Get a few tastes of that and you quickly lose your concerns about the ego, as well as all this ponderous chest-beating of “solipsistic” philosophy. You fall out of the word-mind entirely, and, on occasion, even become unable to communicate what you know beyond a few stuttering remarks.

In the old days I was very high on the intellect. It was, as Jung would say, my “specialization”. But then, under the influence of the Spirit, I learned how the intellect sort of beats-up on the rest of the body-mind-being…and actually is instrumental in holding the being apart from the very delights of the Spirit that the intellect honors with its wordy considerations!

Talk about the ego — the intellect is the ego in action, par excellence. Really, it is the intellect that needs meditation and discipline…and surrender. And yet there are these “non-dual” philosophers, who darken the horizon with their ponderous speeches, draining life of the enjoyment which is inherent to being itself. These advaitins, with their weighty thoughts, are the enemy of the very thing they have enshrined in self-important abstractions!

(I don’t get that from reading Ramana, by the way. I feel light breaking through virtually everything he says. If he is an “advaitin”, he’s the best, because he is living what the philosophers only believe and hope to be true.)
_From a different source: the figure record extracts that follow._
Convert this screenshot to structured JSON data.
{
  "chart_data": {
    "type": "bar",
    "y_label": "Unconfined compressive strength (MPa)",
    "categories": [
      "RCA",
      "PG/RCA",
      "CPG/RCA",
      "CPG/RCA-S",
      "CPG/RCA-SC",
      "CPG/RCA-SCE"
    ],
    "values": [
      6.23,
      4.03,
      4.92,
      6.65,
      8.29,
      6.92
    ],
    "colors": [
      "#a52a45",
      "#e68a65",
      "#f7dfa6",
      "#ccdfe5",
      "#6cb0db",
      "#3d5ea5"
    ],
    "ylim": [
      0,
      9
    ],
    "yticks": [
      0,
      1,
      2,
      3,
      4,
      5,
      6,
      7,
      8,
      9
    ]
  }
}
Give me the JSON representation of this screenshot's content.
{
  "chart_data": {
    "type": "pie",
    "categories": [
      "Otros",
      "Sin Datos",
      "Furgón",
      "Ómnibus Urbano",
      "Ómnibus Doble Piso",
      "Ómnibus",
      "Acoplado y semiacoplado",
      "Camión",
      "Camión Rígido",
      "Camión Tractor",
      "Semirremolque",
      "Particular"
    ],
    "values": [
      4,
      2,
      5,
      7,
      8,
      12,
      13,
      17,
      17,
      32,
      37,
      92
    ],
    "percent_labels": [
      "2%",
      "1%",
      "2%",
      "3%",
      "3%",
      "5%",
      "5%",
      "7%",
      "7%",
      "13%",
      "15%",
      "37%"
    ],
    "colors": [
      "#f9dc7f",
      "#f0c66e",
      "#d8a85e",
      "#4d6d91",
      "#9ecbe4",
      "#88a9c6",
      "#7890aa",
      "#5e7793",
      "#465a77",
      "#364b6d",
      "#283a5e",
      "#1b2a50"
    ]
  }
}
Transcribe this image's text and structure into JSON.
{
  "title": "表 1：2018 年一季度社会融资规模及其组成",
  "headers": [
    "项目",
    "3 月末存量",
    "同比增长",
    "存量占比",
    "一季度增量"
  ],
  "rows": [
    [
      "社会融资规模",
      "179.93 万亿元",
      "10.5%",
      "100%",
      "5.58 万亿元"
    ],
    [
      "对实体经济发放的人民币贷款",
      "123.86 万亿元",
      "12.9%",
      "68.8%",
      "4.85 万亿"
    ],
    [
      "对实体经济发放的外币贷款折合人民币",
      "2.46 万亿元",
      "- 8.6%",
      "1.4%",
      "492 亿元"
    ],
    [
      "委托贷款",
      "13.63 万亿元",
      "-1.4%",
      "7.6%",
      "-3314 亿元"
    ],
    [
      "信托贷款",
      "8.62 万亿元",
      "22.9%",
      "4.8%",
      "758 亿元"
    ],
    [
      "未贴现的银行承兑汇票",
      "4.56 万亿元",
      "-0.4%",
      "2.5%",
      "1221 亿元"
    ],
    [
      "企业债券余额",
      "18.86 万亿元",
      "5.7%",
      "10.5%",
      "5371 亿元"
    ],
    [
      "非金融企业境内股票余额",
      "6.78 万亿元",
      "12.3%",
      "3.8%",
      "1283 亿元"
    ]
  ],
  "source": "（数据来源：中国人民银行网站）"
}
Now, is the ego “the child that grows into God”? Not without self-knowledge, self-inspection, and deconstruction of the mind, that’s for sure. And this too is where I leave the realm of beliefs. Because the mind is a very real thing, experientially. It holds the raw data of our experience. It includes the psyche (conscious, unconscious, superconscious…or subconscious). It includes all the emotions that are riling the world at any given moment. It includes all the experience of all who have gone before us. And, not the least, it is something that doesn’t just go away when you wish it to, or when you recite various advaitin mantras.

The mind is “the elephant in the room”, and God, or the Self, or Buddha Nature, is the Reality that draws us into taking apart the mind.

Just that taking apart — that “involution” — is a step toward detachment. You might call it the birth of the witness consciousness. And while we might think that inspecting the mind is all about noticing and defusing the complexes that have ruled (and sometimes ruined) our lives, it is actually a way of awakening to the greater Self.

You sift these impressions, these sanskaras, these karmas…and you find their insubstantiality, their illusive nature which has been dependent on you to keep them in existence. What’s coming in then, from behind you, is the Truth. …It’s a Light that lights up your eye — clarifies your seeing.

To me, this is where you find “non-dual reality” — in the illumination from within. The already existing Truth — which is not dependent upon your intellect in any way — starts to leak through the cracks in the walls. If enough of it gets in, the walls give way entirely.

Yeah, that’s “the destruction of the ego” — if by ego we mean the intellect with its ponderous ideas, beliefs…and pride.